With the public utilities and environmentalists working together on the Coal Transition and Clean Energy Plan, we were able to secure bipartisan votes and even bipartisan leadership from Rep. Jessica Vega Pederson (D – East Portland), Rep. Mark Johnson (R - Hood River), and Sen. Lee Beyer (R – Springfield). While the drama was inescapable, the bill passed – a big win for clean energy. Unfortunately, despite an impressive grassroots campaign led from all corners of the state, partisanship sunk the Healthy Climate Bill.

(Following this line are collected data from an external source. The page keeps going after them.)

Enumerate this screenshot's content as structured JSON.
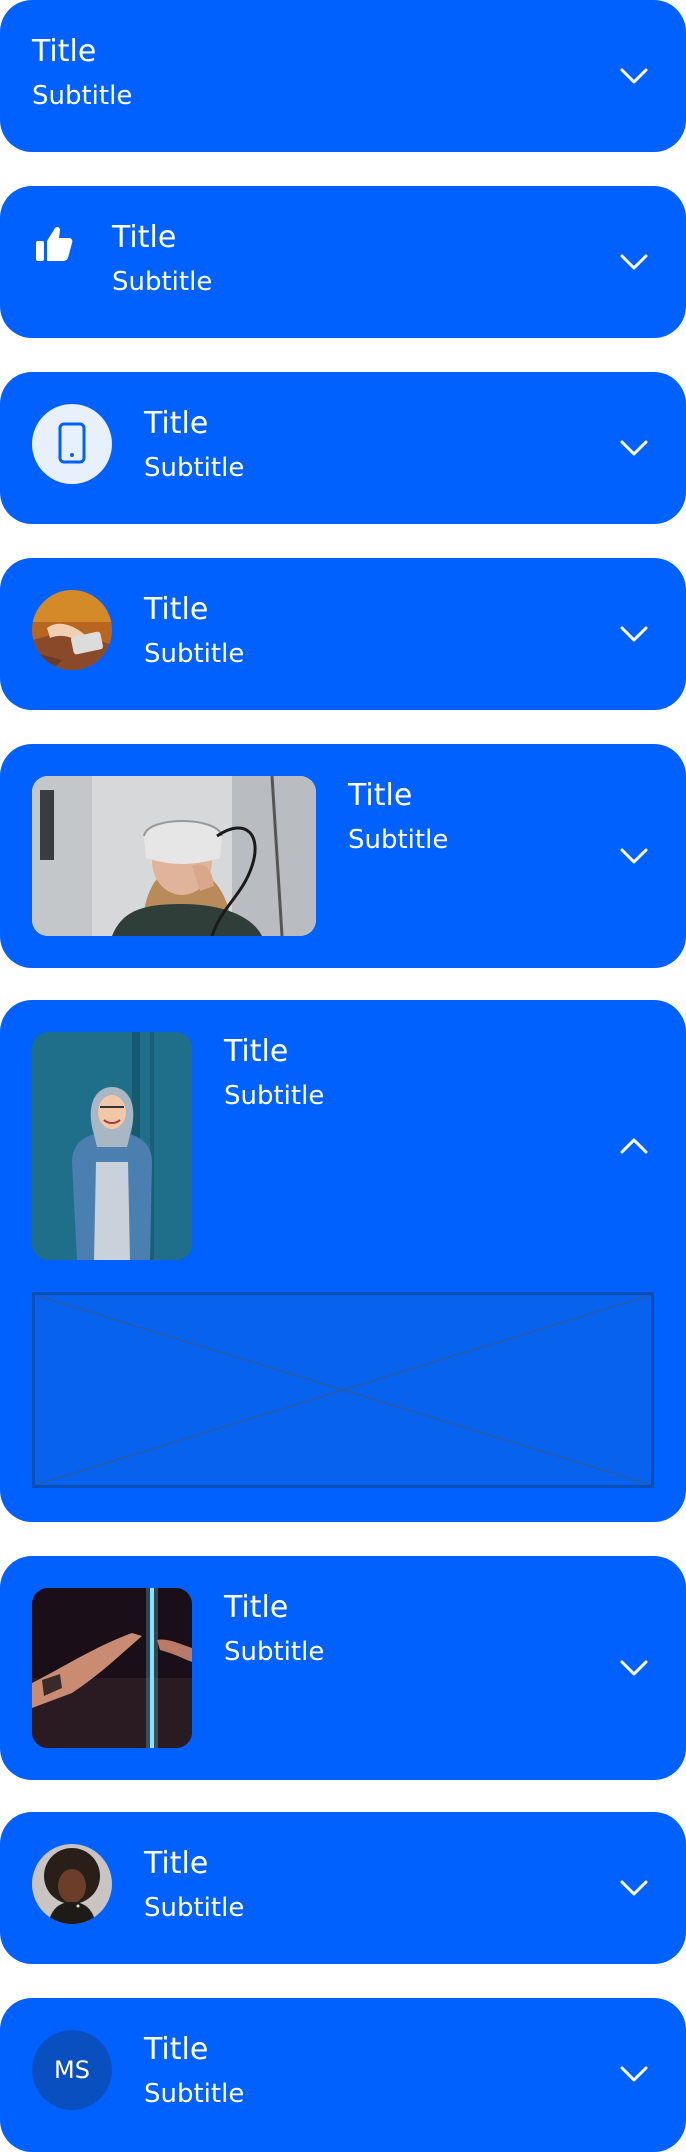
{
  "accent_color": "#0061fe",
  "cards": [
    {
      "title": "Title",
      "subtitle": "Subtitle",
      "leading": "none",
      "chevron": "chevron-down-icon"
    },
    {
      "title": "Title",
      "subtitle": "Subtitle",
      "leading": "thumbs-up-icon",
      "chevron": "chevron-down-icon"
    },
    {
      "title": "Title",
      "subtitle": "Subtitle",
      "leading": "smartphone-icon",
      "chevron": "chevron-down-icon"
    },
    {
      "title": "Title",
      "subtitle": "Subtitle",
      "leading": "avatar-photo",
      "chevron": "chevron-down-icon"
    },
    {
      "title": "Title",
      "subtitle": "Subtitle",
      "leading": "vr-headset-photo",
      "chevron": "chevron-down-icon"
    },
    {
      "title": "Title",
      "subtitle": "Subtitle",
      "leading": "person-in-hoodie-photo",
      "chevron": "chevron-up-icon",
      "expanded": true
    },
    {
      "title": "Title",
      "subtitle": "Subtitle",
      "leading": "hands-neon-photo",
      "chevron": "chevron-down-icon"
    },
    {
      "title": "Title",
      "subtitle": "Subtitle",
      "leading": "portrait-avatar-photo",
      "chevron": "chevron-down-icon"
    },
    {
      "title": "Title",
      "subtitle": "Subtitle",
      "leading": "initials-avatar",
      "initials": "MS",
      "chevron": "chevron-down-icon"
    }
  ]
}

Meanwhile, an affordable housing package reflected the stark realities of the session. The inclusionary housing policy – while a step in the right direction - became simply too weak for us to actively support. To pass the inclusionary zoning bill, the Legislature also had to pass a pilot program to expand urban growth boundaries for affordable housing in two Oregon communities. We opposed this bill, but it passed with the barest of majorities in both chambers.

Finally, a bill that ratified the recent delisting of wolves from Oregon Endangered Species Act protections passed into law, ending chances for judicial oversight of the delisting decision. We are grateful to Senators Floyd Prozanski (D – Eugene) and Michael Dembrow (D – Portland) for nearly stopping the bill– but partisan rancor brought it back to life as session closed. The passage of the wolf bill set a dangerous precedent, bringing politics into decisions best left to science.

 
 

About OLCV

The Oregon League of Conservation Voters is a non-partisan organization with a simple mission: to pass laws that protect Oregon's environmental legacy, elect pro-environment candidates to office, and hold all of our elected officials accountable.

For more information about OLCV, visit our website at olcv.org.

About the Scorecard

For more than 40 years, OLCV has protected Oregon's natural legacy. An essential part of our work is holding our elected officials accountable. The OLCV Environmental Scorecard is not only one of our most important accountability tools, but also a tradition. The first scorecard was published in 1973.

By sharing how each member of the Legislature voted on the most critical conservation bills, we help Oregonians understand whether legislators listened to their constituents, or if they listened to special interest groups instead. It also serves as a summary of environmental bills and includes special recognition of the legislative champions.